Katie Salen is definitely on to something. As the executive director of the Institute of Play – a non-profit design studio that explores new ways of learning and undertakes a number of projects such as Quest Schools and GlassLab – and a game design professor at DePaul University, Salen is a pioneer in charting new ways of learning in the classroom.
I want to focus on the Quest to Learn (Q2L) project because it is pertinent to what we discuss in class. According to the Q2L Report, the Q2L research and development document, Q2L is “a sixth- to twelfth-grade small school in New York City that opened its doors to its first sixth grade class in the fall of 2009. The school was designed by the Institute of Play in partnership with New Visions for Public Schools, the largest education-reform organization in New York City dedicated to improving the quality of education children receive in New York City’s public schools” (p. xv). Without explaining all the nuances of Q2L, it utilizes a trimester schedule in which objectives and skills are learned through approximately ten week long discovery missions. After students complete the mission, which could consist of helping “Troggles” create new inventions or acting as a medical student and diagnosing illnesses, the students enter the intensive two week boss mission as a capstone of the entire trimester. Additionally, Q2L views schools as one of the many places in which learning occurs versus school being the only place where it occurs. Ten core practices underlie Q2L, including giving and receiving feedback, inventing solutions, practicing in context, and theorizing and testing, among others. The cherry on top of this project is that the students also satisfy state education standards.

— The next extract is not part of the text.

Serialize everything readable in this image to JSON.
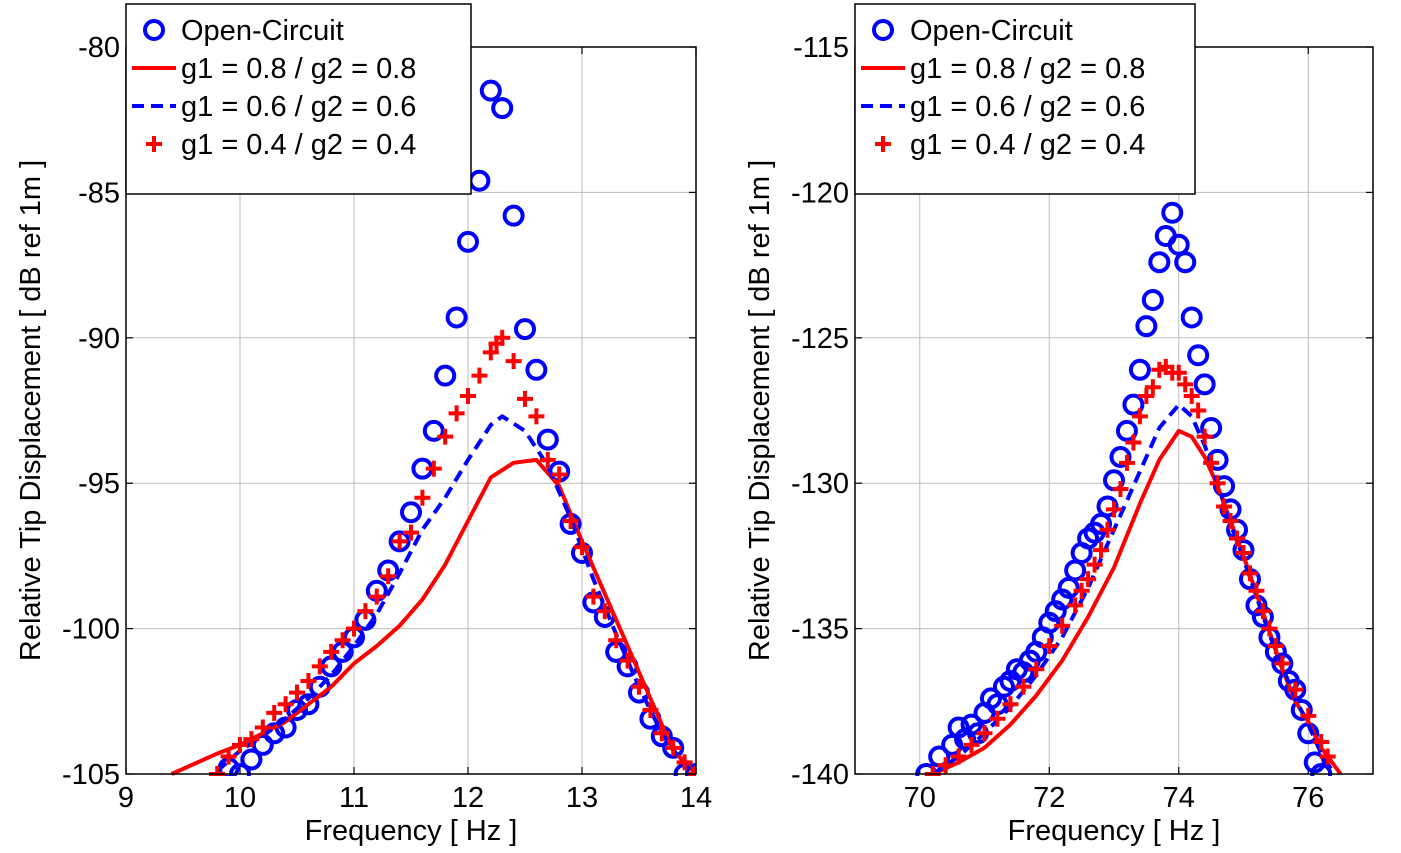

I am a fan of Salen and this project. I think her leadership role in exploring new ways of educating is bold and exciting. I believe in the learning principles she advocates including collaboration, team building, problem solving in complex places, forgiving environments, and utilizing different identities when learning, reachable challenges, and scaffolding instruction (providing information on a need to know basis). I believe that we need exemplars such as Q2L to showcase the best environment and practices for teaching. However, while reading about Salen and these projects I began to feel a slight resentment toward the project. After reading the design and more about Salen, I reflected on this feeling and attempted to figure out why. What follows is why I think I felt this way.
To me, Q2L seems necessary, but there was something foreign about it. As Salen said in a video about Q2L, it is really unusual, unique, and different. The reason for this is that the non-profit works hand in hand with the public school. What does this mean? It means that many of the resources in the form of teachers, curriculum developers, technology, etc. are subsidized by the non-profit. As I read through the research document more, I began to feel like a child watching Care Bears or Teletubbies in that I was becoming immersed in a far-off world to which there was no bridge. I do not mean this disrespectfully. I am a proponent of creating the most ideal situations possible, and I am an idealist to a fault myself. But in creating such an environment, I felt myself harboring my feelings as I continued to ask myself, “How will they implement all these things without the same resources?”
I wondered how everyone that was not fortunate enough to have the same types of resources or time (such as the 80 minuets per day instructors had for professional development) could effectively utilize the same curriculum. To be fair, the Q2L website does have four documents to use in implementing Q2L practices. But the fact remains that not all schools have the same resources available. For instance, Q2L sees school as one place of learning, but there is staff available to link it to other learning spaces. Many schools do not have this ability, and many students do not have home lives that support learning or mentoring.
I understand this critique may be short sighted. Essentially, I’m comparing the ideal environment with the most supporting factors to the least ideal environment with almost no supporting factors. I think that starting more toward the middle of the spectrum in creating curriculum would be more realistic. In this way, the design would account for navigating more state requirements and a lack of resources. I understand the “so what?” question regarding Q2L, but I’m left asking “now what?”
I believe that the negative feelings I have may result from some of the small town Texas in me. I imagine some of the teachers I had resenting this program due to a feeling of their circumstances not being understood. If they were to be presented something like this, I imagine many of them retorting that they have to be at school at 7 am and have duties that keep them there until 4:30 pm, with little time to themselves outside of a 45 minute off period. I also imagine them citing the fact that they use computers over 10 years old. I can see them asserting that there are not enough funds to equip students with the technology to enable them to complete missions and boss levels as described as well.
After saying all this, I am compelled to restate that I like what Q2L seeks to do. The project is setting standards for learning in new ways. My critique is that I fail to see how this can be realistically implemented. There is a real possibility that I did not scour enough sources to realize this is happening or that others are doing this as I type. If this is not the case, however, perhaps this could be the next step for the project. Perhaps using that manpower to navigate not so ideal situations could prove fruitful and be something applicable to schools with little to no modification.